SP 3533: Ecocrítica: Environmental Cultural Production in Latin America

Department
Category
Category II (offered at least every other Year)
Units 1/3

This upper-level Spanish course explores the many ways in which Latin American authors, artists, filmmakers, photographers, and thinkers have responded to environmental concerns from colonial times to present day. Starting with Europeans’ first impressions of the New World, we will grapple with the interplay between local cultures and the expansion of global capitalism in Latin America by analyzing literary and cultural representations of, for instance, resource extraction of rubber, wood, and petroleum in the Amazon (Brazil, Perú, Ecuador); maquiladora contamination and environmental migration in the borderlands (U.S.-Mexico); water defenders and neoliberalism (Chile, Bolivia); indigenous social movements in defense of land & nature (Ecuador); eco-feminist parallels between oppression of women and nature (Honduras, Colombia); and natural disasters, especially in the age of the Anthropocene (Mexico, Puerto Rico).
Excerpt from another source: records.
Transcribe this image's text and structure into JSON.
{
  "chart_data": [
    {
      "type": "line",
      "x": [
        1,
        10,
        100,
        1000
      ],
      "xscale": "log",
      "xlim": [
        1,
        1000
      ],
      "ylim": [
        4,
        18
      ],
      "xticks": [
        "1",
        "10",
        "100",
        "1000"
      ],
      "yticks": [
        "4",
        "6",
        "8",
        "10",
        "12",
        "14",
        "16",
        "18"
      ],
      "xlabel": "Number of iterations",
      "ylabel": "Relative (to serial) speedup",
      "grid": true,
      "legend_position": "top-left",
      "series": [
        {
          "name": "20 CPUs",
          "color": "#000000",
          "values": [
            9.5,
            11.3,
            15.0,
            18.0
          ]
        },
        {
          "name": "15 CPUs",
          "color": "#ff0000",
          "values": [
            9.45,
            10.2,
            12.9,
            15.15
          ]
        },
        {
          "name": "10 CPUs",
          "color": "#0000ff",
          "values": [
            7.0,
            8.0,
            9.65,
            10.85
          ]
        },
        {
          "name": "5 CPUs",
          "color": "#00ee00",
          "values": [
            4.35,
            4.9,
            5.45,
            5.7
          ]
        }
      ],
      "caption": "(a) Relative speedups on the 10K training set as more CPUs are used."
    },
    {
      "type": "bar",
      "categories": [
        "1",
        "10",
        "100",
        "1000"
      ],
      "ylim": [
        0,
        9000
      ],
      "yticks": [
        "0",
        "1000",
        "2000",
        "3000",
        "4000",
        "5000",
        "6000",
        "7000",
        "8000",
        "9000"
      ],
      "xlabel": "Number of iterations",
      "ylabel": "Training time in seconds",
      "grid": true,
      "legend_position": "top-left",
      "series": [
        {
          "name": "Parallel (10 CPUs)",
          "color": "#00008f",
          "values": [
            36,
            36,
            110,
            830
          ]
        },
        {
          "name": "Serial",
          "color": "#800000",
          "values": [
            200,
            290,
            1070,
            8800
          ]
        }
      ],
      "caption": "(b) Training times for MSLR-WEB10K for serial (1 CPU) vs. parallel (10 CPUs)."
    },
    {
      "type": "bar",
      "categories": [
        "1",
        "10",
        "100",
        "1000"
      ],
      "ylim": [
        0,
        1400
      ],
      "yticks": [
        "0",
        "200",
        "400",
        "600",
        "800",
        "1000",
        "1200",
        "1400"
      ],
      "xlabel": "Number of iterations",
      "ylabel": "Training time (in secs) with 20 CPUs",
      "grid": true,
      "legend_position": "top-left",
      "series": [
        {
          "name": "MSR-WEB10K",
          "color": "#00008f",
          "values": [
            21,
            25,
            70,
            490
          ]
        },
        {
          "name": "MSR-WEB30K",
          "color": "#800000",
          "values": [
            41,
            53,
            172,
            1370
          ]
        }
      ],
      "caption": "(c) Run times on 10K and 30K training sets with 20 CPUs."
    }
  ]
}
We will explore these issues and more to unearth the role of Latin American cultural production in bearing witness to and generating awareness of environmental crises. While always accounting for the region’s complex and interwoven history of coloniality, inequality, and dependency, we will look for environmental justice solutions proposed at the intersection of art and activism. Several questions will guide our interpretations, which will be grounded in ecocritical theory: what do the studied works aim to achieve by appealing to harmony between the human and the non-human? What similarities or differences exist across countries, contexts, and genres? And how does Latin America’s ecological consciousness differ from that of other peripheries and centers? This course would be especially beneficial to students interested in project work at WPI’s Project Centers in Latin America and the Caribbean and would count toward the HUA Requirement in Spanish, International and Global Studies, and Latin American & Caribbean Studies.
This course will be offered in 2021-22, and in alternating years thereafter.

SP 3534: Intersections of Science, Engineering, Art, Literature, and Film in Latin America and the Caribbean

Department
Category
Category II (offered at least every other Year)
Units 1/3

This course explores past and present intersections between the arts and sciences in Latin America and the Caribbean through a multidisciplinary and interdisciplinary approach. The purpose of this course is to examine areas or interaction between the arts, films, and literature with selected areas of knowledge related to STEM. In this manner, Latin America and the Caribbean are represented as in a creative and critical dialogue with aspects of Modernity and Modernization. This course is especially appropriate for students who expect to complete their IQP and MQP at WPI project centers in Latin America and the Caribbean.
This course will be offered in 2021-22, and in alternating years thereafter.